Friday, February 11, 2011
And So It Begins... Again.
It’s not that I would have disowned my children if they hadn’t loved the Harry Potter books. I just would have thought that I got someone else’s kids by accident when I left the hospital. However, I should have been careful what I wished for, because my children do not take an obsession lightly.
I remember the first time the books were recommended to me. Seven years ago, I was visiting my best friend from Sewanee, along with several other close college friends. I was the only one who was not somewhere in the series. “The little magical boy?” I scoffed. “You have to be kidding. I read Chaucer. I read Shakespeare.” My friends (all of whom are way smarter, more worldly than I am, and have more degrees than I do) dared me to read the first book: “Just read the first chapter. If you can put it down, fine. You won’t.” Obviously, they were right. The series remains some of the best books I have ever read, and attending midnight book releases became a way of life for a few years there.
My whole family was affected. Scott would read the books as soon as they came out at his desk at work, cleverly covered by a law journal. (It really didn’t matter since most of the other attorneys were reading them too.) My mother, an award-winning English teacher, also scoffed – until she read them and became hooked. My sister, the ever practical, no-funny-business banker, even became a fan. Harry has, at one time or another, taken over everyone around me. For years, the ringtone on my phone was the Harry Potter theme from the movies. Most of my friends and clients recognized it right away.
What started off as an innocent bedtime story for the kids -- “Chapter One – The Boy Who Lived” – has become a giant, three-headed dog of a fixation around here. Katie read Sorcerer’s Stone in a matter of days, despite the fact that it was well above her assigned reading level. Upon reading the last page, she came downstairs and announced that it was time for a trip to Borders because she couldn’t stand not continuing the story. Soon after, we caught her, WAY past her bedtime, curled up with Chamber of Secrets under her comforter with a flashlight. “But I’m almost to the end!!!” she pleaded. “You just CAN’T make me quit now!!” J.K. Rowling has an ability to do magic which even Harry himself would admire.

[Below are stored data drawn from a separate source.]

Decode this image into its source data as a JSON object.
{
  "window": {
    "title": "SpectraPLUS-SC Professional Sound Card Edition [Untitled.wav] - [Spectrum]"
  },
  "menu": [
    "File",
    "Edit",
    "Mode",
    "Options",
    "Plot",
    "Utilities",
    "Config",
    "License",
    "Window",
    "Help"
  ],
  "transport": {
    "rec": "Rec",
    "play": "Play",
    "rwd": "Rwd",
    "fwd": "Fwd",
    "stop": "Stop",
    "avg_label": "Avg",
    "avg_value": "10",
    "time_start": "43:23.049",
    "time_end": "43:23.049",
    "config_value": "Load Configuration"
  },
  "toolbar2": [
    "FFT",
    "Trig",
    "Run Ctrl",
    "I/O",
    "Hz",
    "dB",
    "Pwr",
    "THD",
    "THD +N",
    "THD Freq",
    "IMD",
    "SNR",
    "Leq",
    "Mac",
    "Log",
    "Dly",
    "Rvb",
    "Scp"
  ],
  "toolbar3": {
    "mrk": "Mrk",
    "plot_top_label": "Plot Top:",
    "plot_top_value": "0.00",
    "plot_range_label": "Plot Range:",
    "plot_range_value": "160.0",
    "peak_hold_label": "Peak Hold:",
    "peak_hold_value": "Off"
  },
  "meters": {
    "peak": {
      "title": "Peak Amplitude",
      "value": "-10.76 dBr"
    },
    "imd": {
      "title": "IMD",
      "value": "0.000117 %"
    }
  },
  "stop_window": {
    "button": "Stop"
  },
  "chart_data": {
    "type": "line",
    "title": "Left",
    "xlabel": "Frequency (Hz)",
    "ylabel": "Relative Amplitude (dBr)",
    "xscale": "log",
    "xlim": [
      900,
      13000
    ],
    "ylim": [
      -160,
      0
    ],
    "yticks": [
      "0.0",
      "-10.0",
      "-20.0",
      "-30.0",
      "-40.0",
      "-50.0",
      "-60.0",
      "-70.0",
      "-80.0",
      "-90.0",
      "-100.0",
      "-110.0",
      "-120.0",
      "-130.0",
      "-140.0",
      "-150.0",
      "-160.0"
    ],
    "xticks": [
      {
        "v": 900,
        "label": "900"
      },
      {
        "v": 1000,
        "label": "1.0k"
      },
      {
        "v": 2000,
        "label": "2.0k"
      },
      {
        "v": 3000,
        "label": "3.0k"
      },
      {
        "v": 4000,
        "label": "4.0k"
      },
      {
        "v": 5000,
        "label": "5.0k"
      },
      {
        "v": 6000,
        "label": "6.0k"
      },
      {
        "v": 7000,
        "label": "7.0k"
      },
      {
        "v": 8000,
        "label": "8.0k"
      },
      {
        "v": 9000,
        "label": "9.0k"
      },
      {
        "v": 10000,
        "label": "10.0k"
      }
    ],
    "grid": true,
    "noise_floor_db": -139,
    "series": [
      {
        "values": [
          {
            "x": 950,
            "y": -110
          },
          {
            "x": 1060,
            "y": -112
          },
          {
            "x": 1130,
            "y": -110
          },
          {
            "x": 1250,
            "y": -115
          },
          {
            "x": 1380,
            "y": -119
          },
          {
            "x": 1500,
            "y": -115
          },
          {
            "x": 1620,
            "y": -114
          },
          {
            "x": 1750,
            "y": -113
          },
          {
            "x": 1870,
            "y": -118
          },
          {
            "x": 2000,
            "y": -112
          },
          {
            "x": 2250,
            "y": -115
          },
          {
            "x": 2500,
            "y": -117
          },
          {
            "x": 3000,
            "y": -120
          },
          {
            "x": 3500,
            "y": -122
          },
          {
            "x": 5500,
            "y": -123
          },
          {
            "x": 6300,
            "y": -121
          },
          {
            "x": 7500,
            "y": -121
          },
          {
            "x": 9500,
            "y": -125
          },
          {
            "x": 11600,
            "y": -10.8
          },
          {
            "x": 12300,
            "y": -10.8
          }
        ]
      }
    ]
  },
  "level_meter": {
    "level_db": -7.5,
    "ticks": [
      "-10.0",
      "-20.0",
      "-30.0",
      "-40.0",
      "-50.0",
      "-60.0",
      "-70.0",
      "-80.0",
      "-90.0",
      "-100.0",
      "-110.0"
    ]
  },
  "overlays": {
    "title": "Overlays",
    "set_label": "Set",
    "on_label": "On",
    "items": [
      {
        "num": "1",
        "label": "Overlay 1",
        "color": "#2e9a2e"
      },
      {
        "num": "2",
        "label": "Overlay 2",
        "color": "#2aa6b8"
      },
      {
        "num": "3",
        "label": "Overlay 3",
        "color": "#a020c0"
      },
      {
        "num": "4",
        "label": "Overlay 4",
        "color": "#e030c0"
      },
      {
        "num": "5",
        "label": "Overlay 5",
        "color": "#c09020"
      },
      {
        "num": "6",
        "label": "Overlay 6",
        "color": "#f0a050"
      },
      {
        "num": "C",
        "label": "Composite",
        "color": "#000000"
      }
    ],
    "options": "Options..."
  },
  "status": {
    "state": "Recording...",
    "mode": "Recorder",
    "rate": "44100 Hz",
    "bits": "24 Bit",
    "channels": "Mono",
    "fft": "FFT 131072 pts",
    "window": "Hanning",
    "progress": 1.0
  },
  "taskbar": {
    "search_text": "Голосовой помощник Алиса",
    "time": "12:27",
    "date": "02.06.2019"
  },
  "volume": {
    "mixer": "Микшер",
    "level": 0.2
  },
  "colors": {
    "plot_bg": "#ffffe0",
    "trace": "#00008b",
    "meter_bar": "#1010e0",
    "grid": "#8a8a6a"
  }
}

Katie is reaching legendary status in her Accelerated Reader program. Her teachers have given her permission to test on the Harry Potter books, which are worth a great deal more points than most second-grade literary fare. Prisoner of Azkaban, the third book, is just below a seventh-grade level. The deal is this: as long as Katie continues to pass the tests, she may continue to take them. She passed the first two with flying colors, and stands at the top of the class (and of the seven 2nd grades in her school) in A.R. points.
Today she wrapped up for school in her coat, mittens, and MY prized Hogwarts scarf. I decided that it was time to pass on the torch to the next generation of Harry-readers. I chose today to give it to her because this afternoon, she begins a weekly after-school enrichment program. The class? Hogwarts at Blue Grass. I think she’ll fit right in.